Ketika ia harus pindah ke Semarang pada 1916, Semaun resmi menjadi propagandis VSTP yang digaji penuh. Ia juga menjadi propagandis dan komisaris SI Semarang sekaligus menjadi editor koran berbahasa Melayu milik VSTV dan pemimpin redaksi Sinar Djawa milik SI Semarang. Berdasarkan perjalanan kariernya itu, Semaun mewakili jenis pemimpin pergerakan yang sama sekali baru. Selain masih sangat muda, ia bukan jurnalis atau priyayi seperti kebanyakan pemimpin pergerakan waktu itu. Ia belajar marxisme dan cara mengorganisir serikat sekaligus memimpin pemogokan dari Sneevliet, aktivis partai dan propagandis serikat buruh profesional.

Dibanding generasi yang lebih tua, gagasannya jauh lebih terus terang, keras, dan revolusioner. Semaun juga dikenal sebagai jurnalis yang andal dan cerdas dan memiliki kejelian yang sering dipakai sebagai senjata ampuh menyerang kebijakan kolonial. Pada usia 18 tahun, Semaun dipilih sebagai ketua SI Semarang menggantikan Mohammad Joesoef.

Radikalisasi ISDV

Sebelum dipimpin Semaun SI Semarang dikenal sebagai organisasi yang lembek. Menarik, karena yang menuduhnya adalah Insulinde, organisasi yang juga dianggap lembek.

Di bawah kepemimpinan Semaun, SI Semarang bergeser ke arah sosialis revolusioner. SI juga meluas dengan cepat dari hanya 1.700 orang pada 1916 menjadi 20 ribu pada tahun berikutnya. Ia sukses memimpin serangkaian aksi mogok di Semarang. Kali pertama aksi pemogokan dilakukan di pabrik perabotan kayu yang mengerjakan 300 orang buruh. Aksi itu sekaligus menjadi model mengorganisir serikat buruh dan pemogokan. Tak lama setelah kesuksesan itu, SI Semarang kembali menggelar dua aksi mogok buruh cetak dan pemogokan buruh mesin jahit Singer. Aksi serupa juga dilakukan buruh bengkel mobil, buruh transportasi kapal uap dan perahu.
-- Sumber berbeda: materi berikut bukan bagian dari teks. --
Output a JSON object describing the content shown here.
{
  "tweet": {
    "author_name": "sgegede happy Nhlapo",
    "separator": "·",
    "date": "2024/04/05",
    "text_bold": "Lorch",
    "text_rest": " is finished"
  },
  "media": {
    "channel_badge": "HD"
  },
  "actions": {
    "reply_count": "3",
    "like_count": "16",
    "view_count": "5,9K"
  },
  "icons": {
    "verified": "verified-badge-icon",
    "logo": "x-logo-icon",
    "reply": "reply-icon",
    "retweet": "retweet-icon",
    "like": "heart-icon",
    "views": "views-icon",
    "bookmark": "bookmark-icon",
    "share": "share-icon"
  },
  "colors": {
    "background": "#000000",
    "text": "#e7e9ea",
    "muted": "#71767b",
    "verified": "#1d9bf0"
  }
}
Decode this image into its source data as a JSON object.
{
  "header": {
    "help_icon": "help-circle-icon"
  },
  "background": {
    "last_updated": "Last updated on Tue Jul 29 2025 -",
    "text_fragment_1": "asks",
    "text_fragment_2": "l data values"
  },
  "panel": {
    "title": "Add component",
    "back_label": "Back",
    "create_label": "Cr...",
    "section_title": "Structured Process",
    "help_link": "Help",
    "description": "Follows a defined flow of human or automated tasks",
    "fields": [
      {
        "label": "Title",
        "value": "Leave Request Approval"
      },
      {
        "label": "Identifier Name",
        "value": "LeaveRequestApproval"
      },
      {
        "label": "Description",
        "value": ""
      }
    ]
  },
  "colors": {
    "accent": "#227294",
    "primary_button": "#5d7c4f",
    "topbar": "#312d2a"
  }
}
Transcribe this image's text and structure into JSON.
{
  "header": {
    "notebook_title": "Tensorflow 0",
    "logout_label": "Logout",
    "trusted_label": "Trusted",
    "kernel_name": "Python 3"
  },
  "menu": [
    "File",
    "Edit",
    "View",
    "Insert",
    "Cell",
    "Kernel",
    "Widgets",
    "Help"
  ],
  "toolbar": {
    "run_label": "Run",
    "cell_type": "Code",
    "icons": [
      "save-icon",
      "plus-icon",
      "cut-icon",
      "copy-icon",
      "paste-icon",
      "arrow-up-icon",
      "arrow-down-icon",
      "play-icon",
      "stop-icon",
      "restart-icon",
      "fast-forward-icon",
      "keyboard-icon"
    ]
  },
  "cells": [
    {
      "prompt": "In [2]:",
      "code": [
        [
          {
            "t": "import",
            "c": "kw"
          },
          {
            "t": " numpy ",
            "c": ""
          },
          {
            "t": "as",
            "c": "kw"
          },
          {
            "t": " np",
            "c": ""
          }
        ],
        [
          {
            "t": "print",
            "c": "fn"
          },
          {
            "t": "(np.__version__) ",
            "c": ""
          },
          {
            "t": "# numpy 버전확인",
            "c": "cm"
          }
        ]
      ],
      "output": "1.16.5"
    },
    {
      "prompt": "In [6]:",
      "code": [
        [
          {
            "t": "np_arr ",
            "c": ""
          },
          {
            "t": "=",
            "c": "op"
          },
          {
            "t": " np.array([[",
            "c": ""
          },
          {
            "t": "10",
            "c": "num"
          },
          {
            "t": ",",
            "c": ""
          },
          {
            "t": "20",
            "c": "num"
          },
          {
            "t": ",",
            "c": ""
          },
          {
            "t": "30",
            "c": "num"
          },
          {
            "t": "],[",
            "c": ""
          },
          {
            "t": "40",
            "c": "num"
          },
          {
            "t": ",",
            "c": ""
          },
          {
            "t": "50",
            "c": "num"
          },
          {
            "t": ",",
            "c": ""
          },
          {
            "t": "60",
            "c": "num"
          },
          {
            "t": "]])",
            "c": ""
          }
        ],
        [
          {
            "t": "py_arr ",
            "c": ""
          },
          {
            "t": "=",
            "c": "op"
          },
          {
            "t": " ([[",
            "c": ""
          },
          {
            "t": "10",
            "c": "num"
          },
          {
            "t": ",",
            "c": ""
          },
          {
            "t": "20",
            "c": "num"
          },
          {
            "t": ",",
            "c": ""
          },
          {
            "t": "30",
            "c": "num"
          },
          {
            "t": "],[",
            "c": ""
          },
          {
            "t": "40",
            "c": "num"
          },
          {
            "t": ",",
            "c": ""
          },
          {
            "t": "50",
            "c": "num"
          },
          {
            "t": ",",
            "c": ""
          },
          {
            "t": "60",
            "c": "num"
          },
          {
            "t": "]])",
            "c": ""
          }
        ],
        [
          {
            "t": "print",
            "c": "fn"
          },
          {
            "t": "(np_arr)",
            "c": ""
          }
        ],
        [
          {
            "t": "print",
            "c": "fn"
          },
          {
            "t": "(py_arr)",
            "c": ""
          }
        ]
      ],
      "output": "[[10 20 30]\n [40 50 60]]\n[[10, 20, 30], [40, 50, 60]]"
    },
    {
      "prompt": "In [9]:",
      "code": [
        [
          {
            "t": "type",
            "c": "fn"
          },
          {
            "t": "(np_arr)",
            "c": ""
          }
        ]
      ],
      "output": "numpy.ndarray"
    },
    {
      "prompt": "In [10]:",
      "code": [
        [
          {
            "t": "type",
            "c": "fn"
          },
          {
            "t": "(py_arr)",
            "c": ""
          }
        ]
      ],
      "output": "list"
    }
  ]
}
Dari Semarang, pemogokan-pemogokan itu menyebar ke Batavia, Surabaya, Bandung dan kota-kota lain. Mereka melihat SI Semarang sebagai pemimpin dan menjadi salah satu pusat gerakan di Hindia Belanda. Semarang menjadi kutub baru pergerakan sekaligus mengancam hegemoni Tjokro dan kaum-kaum konservatif di CSI.

Baca juga Islamnya Soekarno

Peluang melakukan serangan balik baru terbuka ketika Martodharsono menerbitkan artikel kontroversial di Djawi Hiswara yang ditulis Djojodikoro. Dalam tulisan bertajuk Percakapan Antara Marto dan Djojo itu Djojodikoro menulis, “Gusti Kanjeng Nabi Rasul minum A.V.H gin, minum opium….”

Artikel itu memberikan kesempatan emas kepada Tjokroaminoto untuk melakukan tiga hal. Pertama, Tjokro menunjukkan bahwa pemerintah tidak mempedulikan umat Islam. Kedua, menghimpun saudagar-saudagar Arab dan santri untuk mengumpulkan uang. Dan ketiga, mengerakkan SI-SI lokal yang terbengkalai dan menyatukannya di bawah kepemimpinannya dalam semangat Islam untuk menyerang musuh-musuh lamanya. Tjokro membentuk Komite Tentara Kanjeng Nabi Muhammad (TNKM) sekaligus menjabat sebagai ketua. Itu adalah kali pertama di era pergerakan kaum putihan mengarahkan militansi politiknya untuk melawan kaum abangan.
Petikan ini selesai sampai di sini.